According to the book Khandwala Rajvansh by Mukund Jha Bakshi, Hemangada Thakura spent the whole days in the jail drawing astronomical figures and counting the calculations of eclipses. Whenever he was asked by the jailer regarding the drawings, he replied that he was trying to understand the movement of the moon. After that the jailer gradually spread the news that the King Hemangada Thakura was not in good mental condition and needed treatment. After learning the news, the Mughal emperor himself went to the prison to see Hemangada Thakura. When the emperor reached the prison, he saw several pictures of numbers and planets on drawn on the ground. The emperor then asked what you keep writing it all day. After that Hemangada replied that there was no other work here so he was counting the movements of the planets. He further said that he had calculated the dates of eclipses, which would occur in the next 500 years.

After listening the reply, the emperor immediately ordered his officials to provide copperplate and pen to Hemangada Thakura for composing a text on the eclipses. And he said to Hemangada Thakura that if his prediction turned out to be correct, his punishment would be pardoned. It is said that Hemangada Thakura calculated the month, date and time of the next lunar eclipse and informed that to the emperor. The lunar eclipse occurred on the same date and time as predicted by Hemangada Thakura. After that the Mughal emperor not only released him from the imprisonment, but also exempted them from paying any further taxes.

== Words and terms ==
In the text, the words or terms used for dates and timings are denoted by Indic terms. In order to describe eclipse, the years of the eclipses dates are mentioned in the Shaka Samvat and written as Shaake. Similarly, the day of the date is mentioned as Dyuvrinda.

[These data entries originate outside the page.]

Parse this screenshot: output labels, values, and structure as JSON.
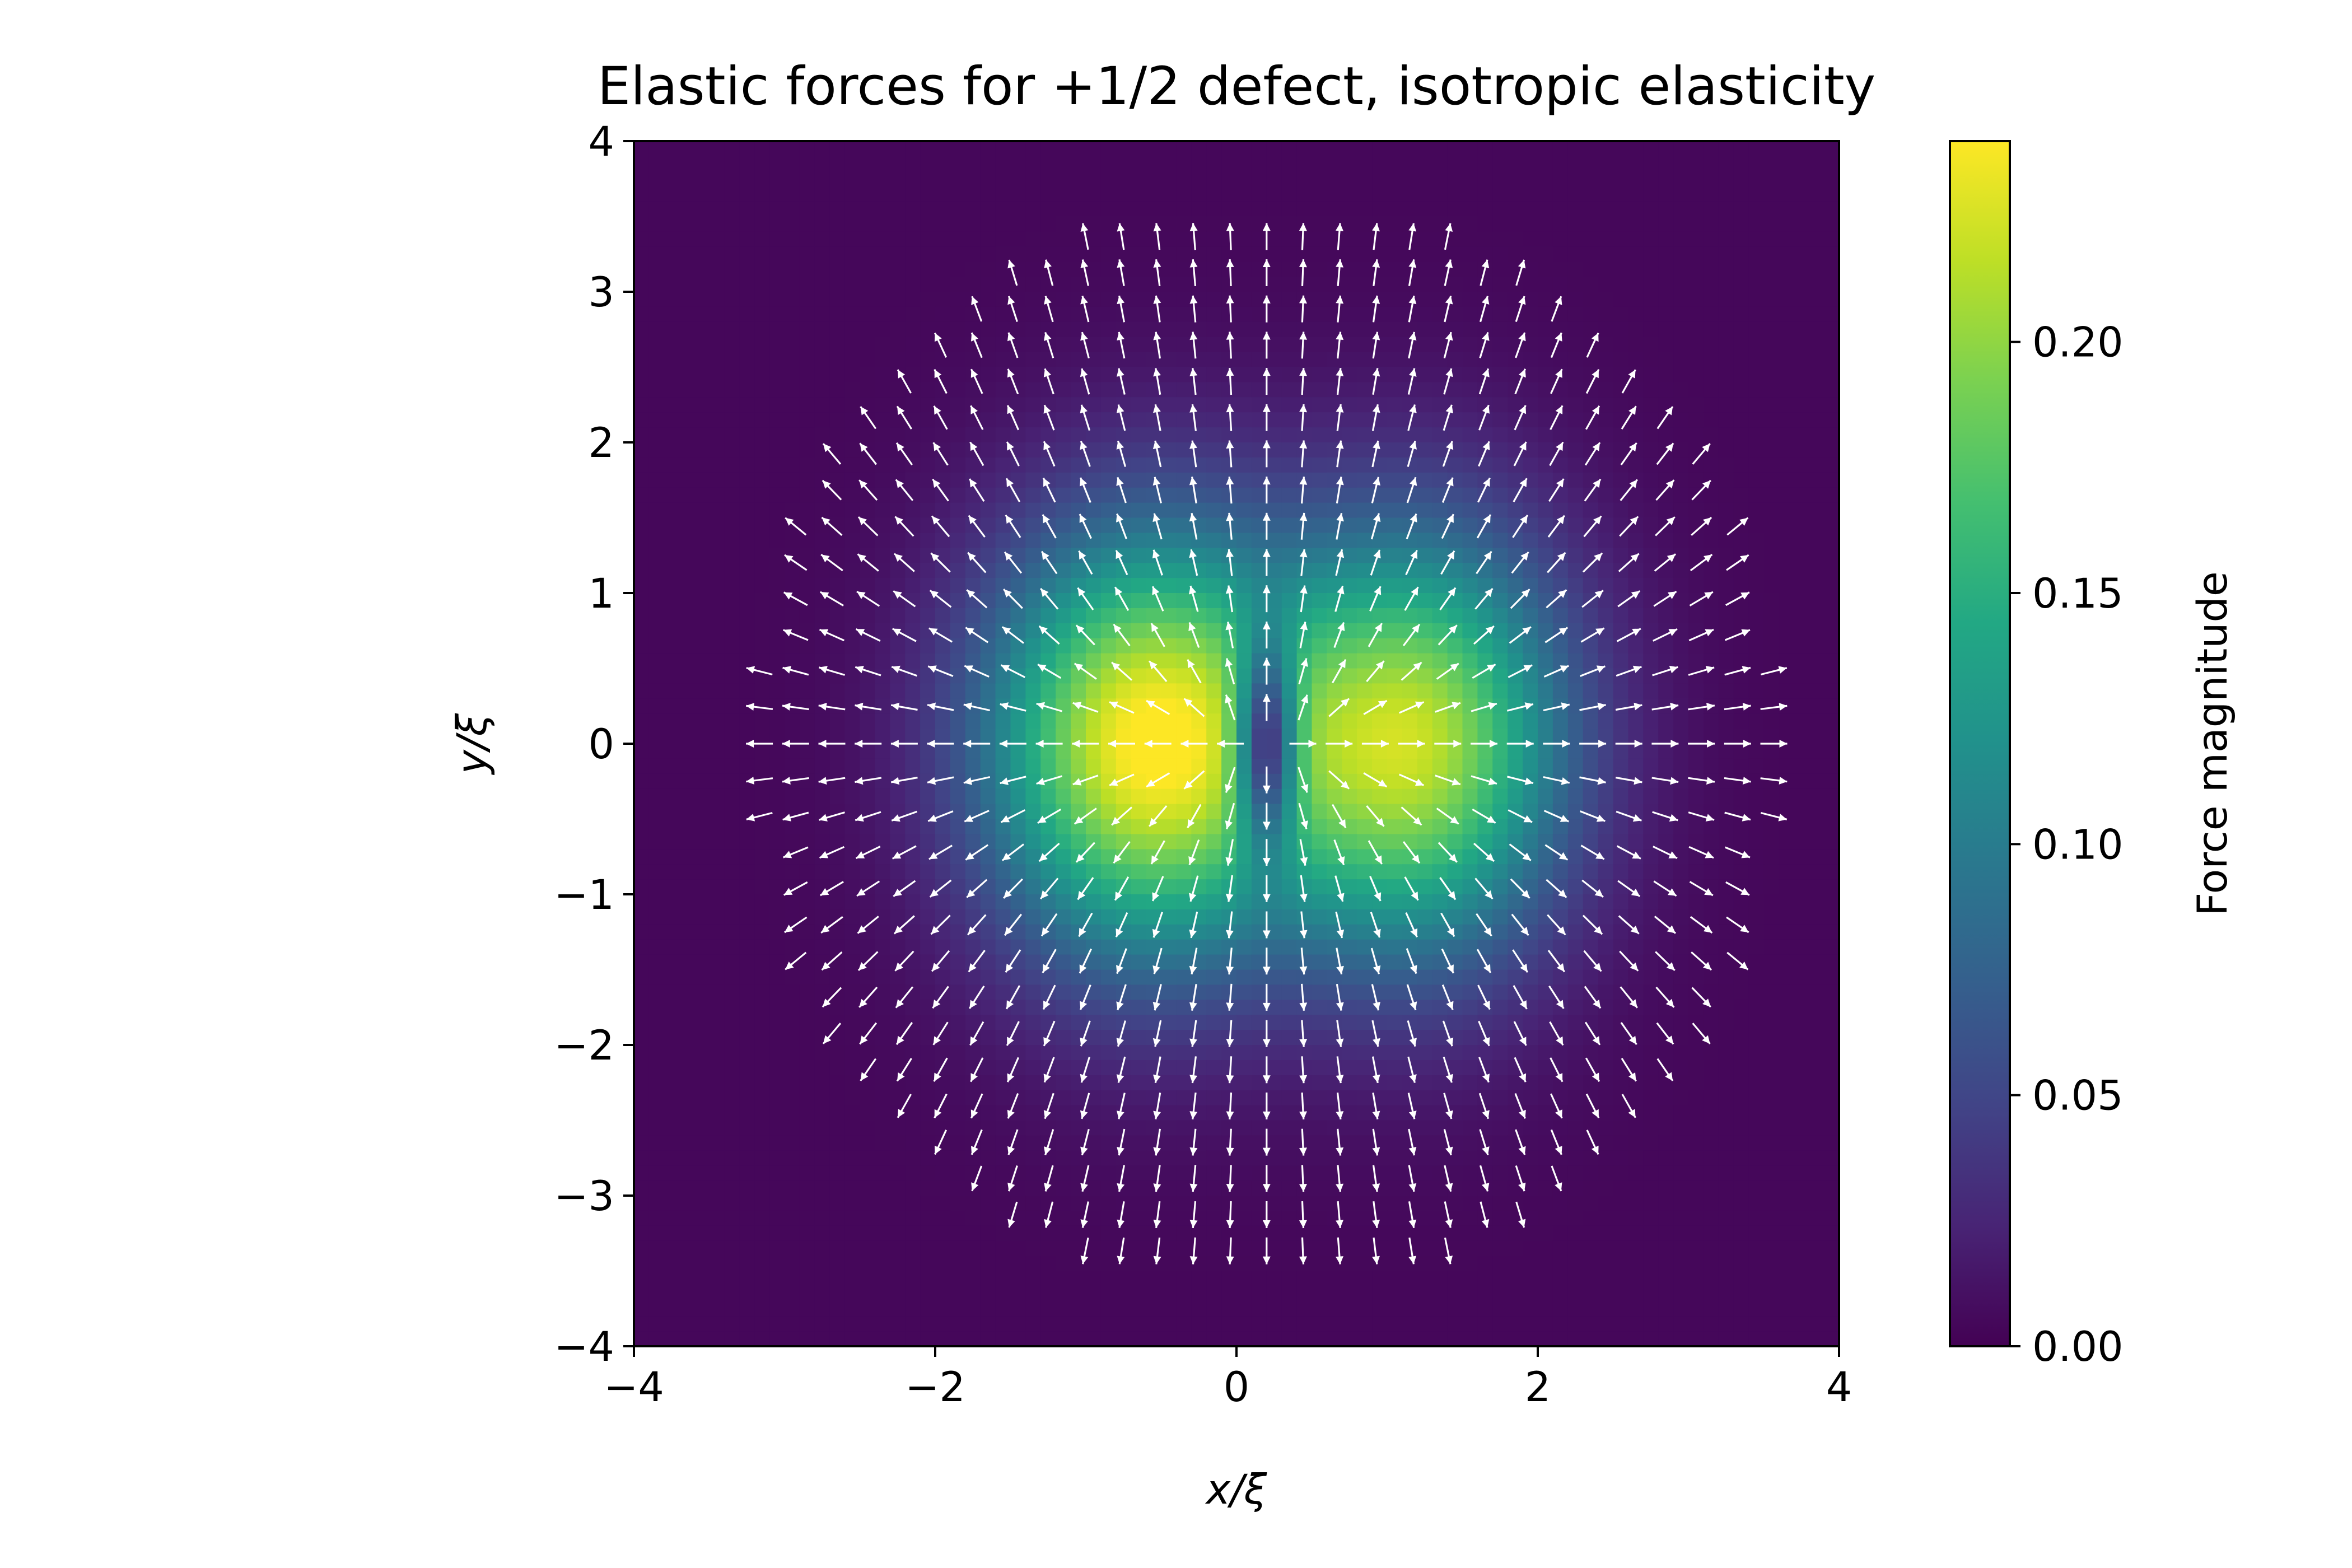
{
  "chart_data": {
    "type": "heatmap",
    "title": "Elastic forces for +1/2 defect, isotropic elasticity",
    "xlabel": "x/ξ",
    "ylabel": "y/ξ",
    "xlim": [
      -4,
      4
    ],
    "ylim": [
      -4,
      4
    ],
    "xticks": [
      {
        "value": -4,
        "label": "−4"
      },
      {
        "value": -2,
        "label": "−2"
      },
      {
        "value": 0,
        "label": "0"
      },
      {
        "value": 2,
        "label": "2"
      },
      {
        "value": 4,
        "label": "4"
      }
    ],
    "yticks": [
      {
        "value": -4,
        "label": "−4"
      },
      {
        "value": -3,
        "label": "−3"
      },
      {
        "value": -2,
        "label": "−2"
      },
      {
        "value": -1,
        "label": "−1"
      },
      {
        "value": 0,
        "label": "0"
      },
      {
        "value": 1,
        "label": "1"
      },
      {
        "value": 2,
        "label": "2"
      },
      {
        "value": 3,
        "label": "3"
      },
      {
        "value": 4,
        "label": "4"
      }
    ],
    "colormap": "viridis",
    "colorbar": {
      "label": "Force magnitude",
      "vmin": 0.0,
      "vmax": 0.24,
      "ticks": [
        {
          "value": 0.0,
          "label": "0.00"
        },
        {
          "value": 0.05,
          "label": "0.05"
        },
        {
          "value": 0.1,
          "label": "0.10"
        },
        {
          "value": 0.15,
          "label": "0.15"
        },
        {
          "value": 0.2,
          "label": "0.20"
        }
      ]
    },
    "field": {
      "description_model": "two-lobed magnitude field with maxima near (-0.6, 0) and (1.2, 0), minimum near the defect core at (0.2, 0)",
      "lobes": [
        {
          "center": [
            -0.6,
            0.0
          ],
          "peak": 0.235,
          "sigma_x": 0.75,
          "sigma_y": 1.0
        },
        {
          "center": [
            1.2,
            0.0
          ],
          "peak": 0.205,
          "sigma_x": 0.7,
          "sigma_y": 1.0
        }
      ],
      "core_center": [
        0.2,
        0.0
      ],
      "grid_resolution": 80
    },
    "quiver": {
      "color": "#ffffff",
      "grid_spacing": 0.2405,
      "cutoff_radius": 3.6,
      "core_center": [
        0.2,
        0.0
      ],
      "pattern": "outward radial-like field, elongated along y"
    }
  }
}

In the text, the Dyuvrinda has been prepared by calculating from the Mesha Sankranti (solar ingress into Aries) of each year within the Shaka Samvat year up to the day of the eclipse. It signifies the number of days passed from the Mesh Sankranti of that year. Following this, the duration in dandas and palas of the lunar day—either Purnima (full moon) or Amavasya (new moon)—on which the eclipse occurs is recorded in the text. Following the duration—expressed in dandas and palas, the nakshatra (lunar mansion) prevailing on the day of the eclipse starting with Ashvini is recorded in the text.

Similarly, following the values of nakshatra, the danda and pala values of the Vishkambhadi Yoga of that day is mentioned. Following the value of the Yoga expressed in danda and pala units, the day of the week (such as Sunday, etc.) on which the eclipse occurs is mentioned, along with the number of elapsed days of the then current solar month since the immediately preceding Sankranti (solar ingress) day.

== Description of eclipses ==
The first eclipse in the text is mentioned of the year Shaka Samvat 1542, which is equivalent to the 1620 AD in the western calander. According to the text, it was happened on the Purnima of the Jyestha nakshatra having Dyuvrinda number 67 in that year. The danda and pala values of the Purnima is 60|00.

== Modern studies ==
In the modern era, a national commission (2014-2022) was constituted to study the classical astronomical text Grahan Mala in the Indian National Science Academy. It was led by Vanaja V. The research project is known as "A Critical Study of Hemangada Thakkura’s Grahaṇamala". Similarly, the Indian mathematician cum science author Balachandra Rao and the professor Shailaja Mahadeva, studied the text of Grahan Mala and verified the dates of the eclipses mentioned in the text to be correct, in their joint research paper.